"He very nearly disgusted me with study, treating me with special harshness, from not understanding my ardent mind; meanwhile from this bitter my nature drew forth honey. I had often suffered injustice, from hence arose the feeling of justice in my soul. 'It is better to suffer wrong than to do it!' often said our nurse to me. And out of this sprang forth my zeal against oppression, violence, and injustice of all kinds. The very depths of my soul were stirred when, being innocent, I was ill-treated; suffering seemed more deeply-wounding when inflicted by unfeeling arrogance. My brother and I respected the guilty, if they repented. Thus it was wholesome to bear undeserved severity! And yet,—so forgiving is the pure soul of childhood—that we only hated the man for the moment. A friendly word, or one of praise from him, and all was forgotten.

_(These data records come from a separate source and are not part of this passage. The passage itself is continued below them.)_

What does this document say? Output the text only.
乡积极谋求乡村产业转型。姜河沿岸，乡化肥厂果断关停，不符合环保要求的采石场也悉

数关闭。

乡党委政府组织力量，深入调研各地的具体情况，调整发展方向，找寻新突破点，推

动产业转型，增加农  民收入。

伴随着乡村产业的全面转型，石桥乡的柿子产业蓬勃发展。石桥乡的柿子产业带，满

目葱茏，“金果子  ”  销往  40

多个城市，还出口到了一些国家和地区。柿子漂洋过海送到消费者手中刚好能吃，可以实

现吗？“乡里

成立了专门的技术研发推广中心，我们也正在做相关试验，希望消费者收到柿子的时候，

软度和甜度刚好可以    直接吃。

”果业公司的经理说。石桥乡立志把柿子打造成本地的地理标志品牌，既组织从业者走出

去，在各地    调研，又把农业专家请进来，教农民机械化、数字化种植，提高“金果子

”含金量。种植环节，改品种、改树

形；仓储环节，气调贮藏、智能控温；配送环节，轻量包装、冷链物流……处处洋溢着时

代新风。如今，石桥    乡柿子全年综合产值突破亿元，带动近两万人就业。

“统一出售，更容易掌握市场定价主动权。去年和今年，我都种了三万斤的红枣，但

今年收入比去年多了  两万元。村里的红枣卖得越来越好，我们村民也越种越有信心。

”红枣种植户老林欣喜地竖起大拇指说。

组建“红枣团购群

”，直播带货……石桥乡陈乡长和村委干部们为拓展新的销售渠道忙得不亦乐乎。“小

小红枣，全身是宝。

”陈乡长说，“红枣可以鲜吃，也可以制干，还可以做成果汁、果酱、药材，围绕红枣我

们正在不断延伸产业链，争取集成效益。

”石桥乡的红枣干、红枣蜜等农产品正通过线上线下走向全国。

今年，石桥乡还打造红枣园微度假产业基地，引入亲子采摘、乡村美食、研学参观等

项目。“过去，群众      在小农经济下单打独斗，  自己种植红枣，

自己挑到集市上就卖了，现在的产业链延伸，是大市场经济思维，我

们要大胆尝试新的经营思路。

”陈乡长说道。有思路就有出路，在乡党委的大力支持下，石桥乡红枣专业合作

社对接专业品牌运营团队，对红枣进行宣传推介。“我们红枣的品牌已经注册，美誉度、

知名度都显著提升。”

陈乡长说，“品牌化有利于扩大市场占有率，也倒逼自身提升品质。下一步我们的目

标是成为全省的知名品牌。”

"As the Pietism of the other had not quite suited my father, the new tutor, in the beginning, was more thought of by him. But he soon learnt to know his man; and God knows how my father himself could for five long years have borne the misconduct of this man, for he wrote him insolent letters if he ever ventured to blame anything. We never dared complain, for our father did not stand in very confidential relations with us. So we suffered in silence, and often not a little. Often have I, in the truest sense of the words, eaten my bread with bitter tears.

"I must here mention, that my first resolution to become a preacher was extinguished by this man. 'Law, law,' he often exclaimed to me. What that meant was very mysterious to me. At last, however, when I heard that there were law professors, I understood it. It was now settled; but what attracted me in the Professorship was the opportunity of speaking in public. If there was a vocation that suited me it was this.

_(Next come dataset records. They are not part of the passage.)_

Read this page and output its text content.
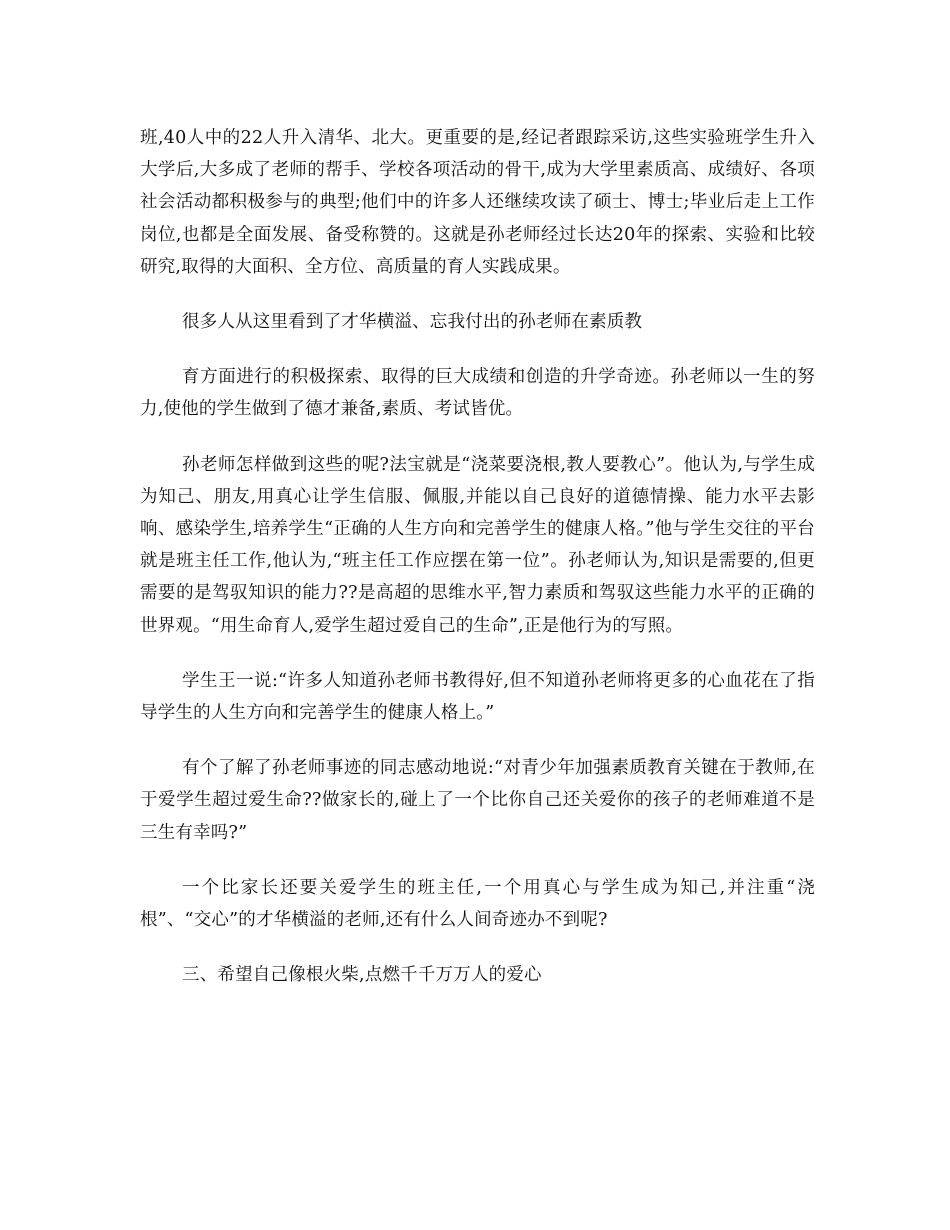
班,40人中的22人升入清华、北大。更重要的是,经记者跟踪采访,这些实验班学生升入大学后,大多成了老师的帮手、学校各项活动的骨干,成为大学里素质高、成绩好、各项社会活动都积极参与的典型;他们中的许多人还继续攻读了硕士、博士;毕业后走上工作岗位,也都是全面发展、备受称赞的。这就是孙老师经过长达20年的探索、实验和比较研究,取得的大面积、全方位、高质量的育人实践成果。

很多人从这里看到了才华横溢、忘我付出的孙老师在素质教

育方面进行的积极探索、取得的巨大成绩和创造的升学奇迹。孙老师以一生的努力,使他的学生做到了德才兼备,素质、考试皆优。

孙老师怎样做到这些的呢?法宝就是“浇菜要浇根,教人要教心”。他认为,与学生成为知己、朋友,用真心让学生信服、佩服,并能以自己良好的道德情操、能力水平去影响、感染学生,培养学生“正确的人生方向和完善学生的健康人格。”他与学生交往的平台就是班主任工作,他认为,“班主任工作应摆在第一位”。孙老师认为,知识是需要的,但更需要的是驾驭知识的能力??是高超的思维水平,智力素质和驾驭这些能力水平的正确的世界观。“用生命育人,爱学生超过爱自己的生命”,正是他行为的写照。

学生王一说:“许多人知道孙老师书教得好,但不知道孙老师将更多的心血花在了指导学生的人生方向和完善学生的健康人格上。”

有个了解了孙老师事迹的同志感动地说:“对青少年加强素质教育关键在于教师,在于爱学生超过爱生命??做家长的,碰上了一个比你自己还关爱你的孩子的老师难道不是三生有幸吗?”

一个比家长还要关爱学生的班主任,一个用真心与学生成为知己,并注重“浇根”、“交心”的才华横溢的老师,还有什么人间奇迹办不到呢?

三、希望自己像根火柴,点燃千千万万人的爱心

"Thus passed the years from 1782 to 1786. In the beginning of 1787, my brother, still not fourteen years old, was put into a counting-house at Chemnitz. Inexpressibly sorrowful was our parting. We loved each other as brothers, and if we had small quarrels, in which I was more to blame than he, we never let the sun set without being reconciled. But now follows an important chapter in my juvenile life.

"The picture of a perfect tutor is indeed charming. More than father and mother can do, can be effected by a noble, pious teacher, of simple life, full of judgment and moral power; only that scarcely one out of a hundred can be found to realise this ideal.'

"A heavy load was lifted from my breast when I felt myself free from this tutor's discipline! A feeling I had never experienced before stirred in me! I was already half-grown up! Was it an impulse to unrestrained roving? or a longing for dissipation? or youthful presumption which fancied it needed no guide? In truth no thoughts of this kind entered my mind! It was the pure consciousness of having suffered injustice; it was the honest feeling that I was not so bad, as he in his frantic humour had often said I was; it was the glad prospect of being able to strive independently; it was the desire to show that I no longer needed leading-strings. Still do I remember the evening of the 5th of April, 1787,—Maunday Thursday,—how beautiful the sunset was, and I spoke with open heart to my playfellows of the new life that was opening to me.

"My father put me under the teaching of the Conrector Müller, and his old friend the Subrector Jary, and in this he did well.

"To the Conrector Müller I owe most thanks. I passed from tyrannical oppression to his liberal intellectual sway. His kindliness and his noble open countenance, speaking of pure goodness of heart, attracted me to him when first we spoke together. He understood how to elevate my feeling for learning. He knew everything thoroughly. He was strong in Latin, not unversed in Greek; the history of the German Empire, and political history—but above all, literary history,—together with geography, were his favourite studies. He had not one enemy.

"Jary was not born to be a teacher, but he was not without knowledge, which he had acquired by industry. His method was defective, but he meant to deal faithfully by his scholars, and looked after them. His religious opinions were strictly orthodox; and I wept when he expressed doubts as to the eternal happiness of Cicero! Yet I owe him also thanks; he treated me with earnest kindness, and when he dismissed me in 1791, the old man said weeping: 'Fare you well! I shall not see you again; fare you well, you are almost the only one who has not vexed me!'

"In August, 1788, I partook for the first time of the Lord's Supper. I looked up fervently and repeated to myself Kretzschmar's ode: 'Let us rejoicing fill the holy vaults of thy temple with hymns of praise. Invisibly though perceptibly, does God's grace hover round us!' Joyfully, with heaven in my heart, did I approach the altar! Nevertheless, when in the afternoon I examined myself during a solitary walk, I was dissatisfied with myself. What I had been taught concerning the merits of Christ, appeared to me unintelligible; my groping in the dark about this, weakened the impression of that day. I worried myself with the idea of the atonement by death, and no ray of light entered my soul. Besides I loved the old heathens, Cicero, Pliny, Socrates, &c., more than many Christians, together with the Apostles, more than all the Jews of the Old Testament, as the people of God did not particularly please me. And yet it was doubtful whether God would receive Socrates as a child of light. How in the world, I thought, could my poor Socrates help not having been born later, not having lived in Judea?